With renewable energy sources such as solar and wind that fluctuate in available, energy storage technologies such as batteries and stored hydrogen (from electrolysis, for example) must grow in parallel. Utility-scale storage capacity ranges from several megawatt-hours into the hundreds. Lithium-ion batteries are by far the most well-developed battery technology but upfront costs for utility-scale storage remains a barrier in the market. Governments could help close this “viability gap” using subsidies and policy incentives. Chemical pathways are also important. Radar, page 117.

Anticipation in a nutshell

5-year horizon: Money into power
10-year horizon: Aggressive cuts to CO2 lead to leap in installed renewable capacity
25-year horizon: Energy storage diversifies

What people say

Eco-regeneration and geoengineering, including decarbonization and ocean stewardship, elicit strong engagement from citizens, according to analysis of more than 6 million social media posts.

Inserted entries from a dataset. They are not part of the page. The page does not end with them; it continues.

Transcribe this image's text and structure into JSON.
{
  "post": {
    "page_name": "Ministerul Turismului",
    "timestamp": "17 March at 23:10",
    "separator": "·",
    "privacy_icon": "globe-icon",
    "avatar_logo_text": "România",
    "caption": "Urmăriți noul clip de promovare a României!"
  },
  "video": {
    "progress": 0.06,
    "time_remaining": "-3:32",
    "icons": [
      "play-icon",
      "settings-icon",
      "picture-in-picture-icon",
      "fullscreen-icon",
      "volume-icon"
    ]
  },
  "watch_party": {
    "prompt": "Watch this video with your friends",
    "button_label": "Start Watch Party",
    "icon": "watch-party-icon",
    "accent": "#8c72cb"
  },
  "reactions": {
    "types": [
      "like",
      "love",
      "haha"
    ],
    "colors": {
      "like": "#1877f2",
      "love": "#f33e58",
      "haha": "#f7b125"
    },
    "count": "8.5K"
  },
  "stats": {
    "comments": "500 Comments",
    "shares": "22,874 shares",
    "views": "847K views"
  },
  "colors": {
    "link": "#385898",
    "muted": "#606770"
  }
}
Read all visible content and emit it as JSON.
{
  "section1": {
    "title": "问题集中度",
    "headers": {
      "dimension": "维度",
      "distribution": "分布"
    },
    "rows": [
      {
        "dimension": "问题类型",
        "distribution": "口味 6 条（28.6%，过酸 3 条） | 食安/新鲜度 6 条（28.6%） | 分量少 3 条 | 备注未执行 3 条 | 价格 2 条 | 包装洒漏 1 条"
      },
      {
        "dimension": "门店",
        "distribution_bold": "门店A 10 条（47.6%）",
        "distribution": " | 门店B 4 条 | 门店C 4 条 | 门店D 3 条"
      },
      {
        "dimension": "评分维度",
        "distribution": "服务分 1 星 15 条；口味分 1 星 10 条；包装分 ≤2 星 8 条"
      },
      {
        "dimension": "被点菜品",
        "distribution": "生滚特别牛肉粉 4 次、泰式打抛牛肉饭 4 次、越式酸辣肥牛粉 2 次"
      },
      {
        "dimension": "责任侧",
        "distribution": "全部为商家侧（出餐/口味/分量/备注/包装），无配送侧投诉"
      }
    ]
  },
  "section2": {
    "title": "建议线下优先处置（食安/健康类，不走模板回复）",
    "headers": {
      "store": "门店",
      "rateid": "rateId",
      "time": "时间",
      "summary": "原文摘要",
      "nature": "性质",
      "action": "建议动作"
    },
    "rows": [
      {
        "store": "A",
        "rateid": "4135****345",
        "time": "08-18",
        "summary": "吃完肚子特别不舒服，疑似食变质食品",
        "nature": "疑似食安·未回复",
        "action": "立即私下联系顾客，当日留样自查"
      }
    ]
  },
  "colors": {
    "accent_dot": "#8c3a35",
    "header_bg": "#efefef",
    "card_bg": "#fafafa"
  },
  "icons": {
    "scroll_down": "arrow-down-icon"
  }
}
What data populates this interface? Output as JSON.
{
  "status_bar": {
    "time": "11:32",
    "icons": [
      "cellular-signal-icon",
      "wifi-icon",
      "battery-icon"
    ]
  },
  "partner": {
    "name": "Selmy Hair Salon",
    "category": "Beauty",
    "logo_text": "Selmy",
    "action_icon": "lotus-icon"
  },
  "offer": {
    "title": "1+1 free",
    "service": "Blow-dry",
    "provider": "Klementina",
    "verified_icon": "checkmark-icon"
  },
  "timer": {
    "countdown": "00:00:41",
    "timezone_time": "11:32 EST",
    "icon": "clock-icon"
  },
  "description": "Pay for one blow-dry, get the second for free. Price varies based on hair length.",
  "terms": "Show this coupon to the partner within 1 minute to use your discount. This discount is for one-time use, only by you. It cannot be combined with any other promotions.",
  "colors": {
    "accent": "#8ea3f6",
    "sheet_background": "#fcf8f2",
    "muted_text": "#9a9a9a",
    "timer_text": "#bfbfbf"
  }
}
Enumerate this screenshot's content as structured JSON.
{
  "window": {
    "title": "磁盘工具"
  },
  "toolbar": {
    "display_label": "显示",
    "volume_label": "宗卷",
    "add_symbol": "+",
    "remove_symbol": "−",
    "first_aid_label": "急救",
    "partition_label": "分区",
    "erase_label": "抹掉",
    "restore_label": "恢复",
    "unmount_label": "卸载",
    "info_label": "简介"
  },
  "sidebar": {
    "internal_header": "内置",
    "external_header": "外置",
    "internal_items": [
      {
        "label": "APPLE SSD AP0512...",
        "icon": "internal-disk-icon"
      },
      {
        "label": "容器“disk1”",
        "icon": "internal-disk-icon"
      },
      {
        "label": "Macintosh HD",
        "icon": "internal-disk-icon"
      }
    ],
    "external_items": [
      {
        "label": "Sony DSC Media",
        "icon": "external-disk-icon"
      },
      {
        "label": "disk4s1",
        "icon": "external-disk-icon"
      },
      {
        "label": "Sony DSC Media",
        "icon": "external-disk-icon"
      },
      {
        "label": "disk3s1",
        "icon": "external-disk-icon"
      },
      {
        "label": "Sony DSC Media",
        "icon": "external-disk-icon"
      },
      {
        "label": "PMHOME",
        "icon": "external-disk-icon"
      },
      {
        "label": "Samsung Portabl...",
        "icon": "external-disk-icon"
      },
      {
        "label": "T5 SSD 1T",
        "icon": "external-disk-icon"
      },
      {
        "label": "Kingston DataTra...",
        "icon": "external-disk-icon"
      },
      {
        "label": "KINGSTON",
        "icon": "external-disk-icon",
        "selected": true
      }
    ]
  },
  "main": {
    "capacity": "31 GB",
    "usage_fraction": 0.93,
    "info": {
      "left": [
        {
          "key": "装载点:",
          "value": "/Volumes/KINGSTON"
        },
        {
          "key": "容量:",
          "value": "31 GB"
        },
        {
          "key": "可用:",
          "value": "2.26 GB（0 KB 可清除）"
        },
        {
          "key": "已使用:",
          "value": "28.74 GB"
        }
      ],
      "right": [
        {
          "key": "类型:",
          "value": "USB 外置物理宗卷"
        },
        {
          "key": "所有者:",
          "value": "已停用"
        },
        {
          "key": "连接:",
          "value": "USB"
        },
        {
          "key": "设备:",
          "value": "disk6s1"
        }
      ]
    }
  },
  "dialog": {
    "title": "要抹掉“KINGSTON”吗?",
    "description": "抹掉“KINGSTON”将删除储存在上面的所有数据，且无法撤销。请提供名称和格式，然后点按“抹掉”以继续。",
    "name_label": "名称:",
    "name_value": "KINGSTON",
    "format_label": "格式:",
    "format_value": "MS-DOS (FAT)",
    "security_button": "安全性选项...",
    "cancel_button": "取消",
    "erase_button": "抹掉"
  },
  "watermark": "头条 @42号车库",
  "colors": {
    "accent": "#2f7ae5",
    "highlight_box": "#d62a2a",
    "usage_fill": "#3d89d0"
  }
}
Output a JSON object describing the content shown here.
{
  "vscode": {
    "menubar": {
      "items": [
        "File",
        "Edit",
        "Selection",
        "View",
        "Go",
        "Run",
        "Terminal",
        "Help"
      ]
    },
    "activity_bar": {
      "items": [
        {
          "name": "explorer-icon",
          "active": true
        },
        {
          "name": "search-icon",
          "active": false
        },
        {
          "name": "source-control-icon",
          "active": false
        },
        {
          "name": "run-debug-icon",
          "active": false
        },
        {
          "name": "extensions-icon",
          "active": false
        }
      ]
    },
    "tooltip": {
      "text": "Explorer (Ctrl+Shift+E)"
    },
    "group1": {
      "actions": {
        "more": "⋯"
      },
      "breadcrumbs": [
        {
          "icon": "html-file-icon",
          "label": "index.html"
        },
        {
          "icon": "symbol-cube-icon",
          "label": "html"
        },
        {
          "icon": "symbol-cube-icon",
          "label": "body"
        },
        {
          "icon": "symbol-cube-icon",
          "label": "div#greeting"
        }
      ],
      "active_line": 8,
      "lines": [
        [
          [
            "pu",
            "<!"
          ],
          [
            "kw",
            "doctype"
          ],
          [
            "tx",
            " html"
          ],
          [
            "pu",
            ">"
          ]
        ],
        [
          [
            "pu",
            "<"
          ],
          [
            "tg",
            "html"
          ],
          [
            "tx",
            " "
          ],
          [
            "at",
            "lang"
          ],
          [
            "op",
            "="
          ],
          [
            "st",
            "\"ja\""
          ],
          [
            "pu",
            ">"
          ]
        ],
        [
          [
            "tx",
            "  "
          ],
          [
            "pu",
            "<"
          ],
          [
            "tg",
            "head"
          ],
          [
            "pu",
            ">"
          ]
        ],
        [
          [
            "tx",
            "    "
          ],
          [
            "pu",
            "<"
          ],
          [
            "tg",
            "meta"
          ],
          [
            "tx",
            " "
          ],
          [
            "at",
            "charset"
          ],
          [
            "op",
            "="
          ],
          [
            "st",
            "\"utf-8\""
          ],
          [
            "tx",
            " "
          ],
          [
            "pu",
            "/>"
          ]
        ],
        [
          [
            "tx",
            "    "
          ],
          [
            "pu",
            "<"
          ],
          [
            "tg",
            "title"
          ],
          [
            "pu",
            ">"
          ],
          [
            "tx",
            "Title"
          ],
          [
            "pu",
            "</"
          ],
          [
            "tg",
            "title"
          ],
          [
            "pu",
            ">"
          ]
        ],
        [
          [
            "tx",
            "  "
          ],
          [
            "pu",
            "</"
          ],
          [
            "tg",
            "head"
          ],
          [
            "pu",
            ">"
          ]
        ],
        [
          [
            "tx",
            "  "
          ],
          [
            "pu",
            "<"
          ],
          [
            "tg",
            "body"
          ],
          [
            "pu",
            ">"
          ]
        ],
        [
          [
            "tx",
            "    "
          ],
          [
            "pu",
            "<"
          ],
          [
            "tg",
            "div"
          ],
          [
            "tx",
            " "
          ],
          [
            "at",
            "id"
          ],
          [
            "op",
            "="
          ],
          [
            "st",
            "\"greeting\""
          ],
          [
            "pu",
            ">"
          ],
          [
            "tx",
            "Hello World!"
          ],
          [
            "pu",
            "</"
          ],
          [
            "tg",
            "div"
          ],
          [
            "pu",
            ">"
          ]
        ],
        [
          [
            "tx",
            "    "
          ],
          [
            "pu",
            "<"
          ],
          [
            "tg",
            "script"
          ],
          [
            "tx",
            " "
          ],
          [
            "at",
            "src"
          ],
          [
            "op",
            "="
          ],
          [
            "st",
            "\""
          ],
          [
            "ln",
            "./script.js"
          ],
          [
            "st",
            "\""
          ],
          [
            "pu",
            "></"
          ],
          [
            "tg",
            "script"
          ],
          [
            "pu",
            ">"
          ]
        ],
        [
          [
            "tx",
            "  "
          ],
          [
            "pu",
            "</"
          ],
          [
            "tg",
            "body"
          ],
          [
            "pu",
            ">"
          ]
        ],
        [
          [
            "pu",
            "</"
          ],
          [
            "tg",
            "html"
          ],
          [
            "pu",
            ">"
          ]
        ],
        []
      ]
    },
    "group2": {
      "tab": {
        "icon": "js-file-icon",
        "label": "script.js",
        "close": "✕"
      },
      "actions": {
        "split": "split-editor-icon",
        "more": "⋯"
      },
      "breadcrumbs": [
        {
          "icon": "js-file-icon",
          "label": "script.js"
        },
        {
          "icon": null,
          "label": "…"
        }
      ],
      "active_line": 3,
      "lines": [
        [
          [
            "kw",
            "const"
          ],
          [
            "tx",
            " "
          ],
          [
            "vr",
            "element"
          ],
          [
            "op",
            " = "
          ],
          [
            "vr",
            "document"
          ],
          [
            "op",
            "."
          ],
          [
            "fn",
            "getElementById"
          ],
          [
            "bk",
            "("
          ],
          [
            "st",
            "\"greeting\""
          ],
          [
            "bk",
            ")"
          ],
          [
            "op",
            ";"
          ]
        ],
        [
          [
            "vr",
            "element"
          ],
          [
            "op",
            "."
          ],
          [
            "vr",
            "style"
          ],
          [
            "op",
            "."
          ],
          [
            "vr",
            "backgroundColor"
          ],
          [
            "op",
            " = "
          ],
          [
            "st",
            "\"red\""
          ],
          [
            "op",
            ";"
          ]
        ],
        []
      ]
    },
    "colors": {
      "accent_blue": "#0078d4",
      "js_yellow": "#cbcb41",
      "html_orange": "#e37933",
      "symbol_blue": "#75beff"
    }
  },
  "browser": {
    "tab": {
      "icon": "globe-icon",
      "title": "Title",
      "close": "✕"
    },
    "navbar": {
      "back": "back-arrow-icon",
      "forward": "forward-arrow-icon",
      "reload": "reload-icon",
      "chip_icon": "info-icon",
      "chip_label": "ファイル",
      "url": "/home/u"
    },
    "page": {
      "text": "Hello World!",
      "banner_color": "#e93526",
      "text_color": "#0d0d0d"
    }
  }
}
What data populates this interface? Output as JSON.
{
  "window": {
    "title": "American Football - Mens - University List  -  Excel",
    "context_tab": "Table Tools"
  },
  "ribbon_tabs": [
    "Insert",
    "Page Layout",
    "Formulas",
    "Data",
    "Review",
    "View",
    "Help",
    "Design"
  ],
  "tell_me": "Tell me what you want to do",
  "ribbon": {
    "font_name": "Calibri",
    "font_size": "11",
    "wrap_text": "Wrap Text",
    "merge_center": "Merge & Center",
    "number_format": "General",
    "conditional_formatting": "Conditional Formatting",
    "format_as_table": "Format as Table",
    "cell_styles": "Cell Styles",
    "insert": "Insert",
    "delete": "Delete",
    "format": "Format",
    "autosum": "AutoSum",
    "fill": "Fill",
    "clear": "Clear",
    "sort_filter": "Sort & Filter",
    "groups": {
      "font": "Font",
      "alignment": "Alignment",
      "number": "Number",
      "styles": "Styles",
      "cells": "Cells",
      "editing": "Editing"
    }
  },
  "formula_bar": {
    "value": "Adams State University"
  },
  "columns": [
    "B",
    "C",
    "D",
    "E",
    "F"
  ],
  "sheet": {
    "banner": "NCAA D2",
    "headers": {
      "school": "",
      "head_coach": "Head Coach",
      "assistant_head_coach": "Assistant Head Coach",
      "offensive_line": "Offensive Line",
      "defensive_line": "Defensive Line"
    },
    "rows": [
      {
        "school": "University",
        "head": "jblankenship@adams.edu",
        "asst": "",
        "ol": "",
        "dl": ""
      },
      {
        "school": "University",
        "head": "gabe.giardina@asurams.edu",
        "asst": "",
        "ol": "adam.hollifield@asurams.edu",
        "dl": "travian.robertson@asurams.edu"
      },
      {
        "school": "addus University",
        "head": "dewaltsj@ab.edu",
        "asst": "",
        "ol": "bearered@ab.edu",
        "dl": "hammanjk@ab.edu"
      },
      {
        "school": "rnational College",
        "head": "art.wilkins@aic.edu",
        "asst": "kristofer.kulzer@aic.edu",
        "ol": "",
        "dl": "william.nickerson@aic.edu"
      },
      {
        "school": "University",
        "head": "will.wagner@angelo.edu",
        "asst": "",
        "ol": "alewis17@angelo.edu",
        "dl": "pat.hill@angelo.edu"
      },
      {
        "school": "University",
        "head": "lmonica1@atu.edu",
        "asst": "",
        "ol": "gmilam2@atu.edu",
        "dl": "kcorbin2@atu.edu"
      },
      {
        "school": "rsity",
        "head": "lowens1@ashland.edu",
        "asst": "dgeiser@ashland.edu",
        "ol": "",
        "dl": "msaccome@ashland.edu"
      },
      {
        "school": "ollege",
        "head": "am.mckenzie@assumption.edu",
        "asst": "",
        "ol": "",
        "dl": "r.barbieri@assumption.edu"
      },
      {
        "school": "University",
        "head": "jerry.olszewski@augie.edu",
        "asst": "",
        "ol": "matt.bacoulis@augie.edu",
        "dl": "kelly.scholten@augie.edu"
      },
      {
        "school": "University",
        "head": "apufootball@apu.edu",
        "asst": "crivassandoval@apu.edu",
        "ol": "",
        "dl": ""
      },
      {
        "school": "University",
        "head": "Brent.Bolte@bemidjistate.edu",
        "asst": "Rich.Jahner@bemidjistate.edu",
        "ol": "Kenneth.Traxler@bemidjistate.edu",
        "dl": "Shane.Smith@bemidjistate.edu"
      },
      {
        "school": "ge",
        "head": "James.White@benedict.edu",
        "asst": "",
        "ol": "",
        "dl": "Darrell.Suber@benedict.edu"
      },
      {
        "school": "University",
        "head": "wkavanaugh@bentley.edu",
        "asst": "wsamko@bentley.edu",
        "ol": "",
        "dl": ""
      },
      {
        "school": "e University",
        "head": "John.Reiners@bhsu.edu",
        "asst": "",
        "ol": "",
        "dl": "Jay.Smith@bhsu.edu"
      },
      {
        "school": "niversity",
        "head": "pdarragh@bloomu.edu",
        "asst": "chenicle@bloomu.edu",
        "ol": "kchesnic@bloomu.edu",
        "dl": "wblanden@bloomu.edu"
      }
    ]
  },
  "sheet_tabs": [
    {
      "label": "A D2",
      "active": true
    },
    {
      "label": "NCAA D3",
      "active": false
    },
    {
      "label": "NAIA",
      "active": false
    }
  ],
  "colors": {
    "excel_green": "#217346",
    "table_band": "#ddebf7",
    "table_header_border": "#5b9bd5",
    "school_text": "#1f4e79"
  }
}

Radar, page 264.

Opportunities

The Radar observes that to decarbonize our world, we probably will need to combine accelerated R&D efforts with aggressive carbon pricing, major reforestation, and new agricultural and industrial approaches that help create a circular economy.

The opportunities for promising decarbonization technologies and advanced materials will depend on getting them out of the lab and viably scaling them up into the marketplace. It also will depend on ensuring that the burden of decarbonization is shared equitably.

Experts said the “sharpest knife” for accomplishing decarbonization, however, likely would be to set a global price, or tax, on CO₂. GESDA can play an active role in communicating what is needed to accomplish this: the need for global CO₂ pricing, how urgently the world needs to act, and building trust among all communities.

They emphasized that clean energy provides a better business model than fossil fuels, and business leaders cannot afford to wait any longer to make the transition. Many of the technologies needed are already here. Radar, page 300.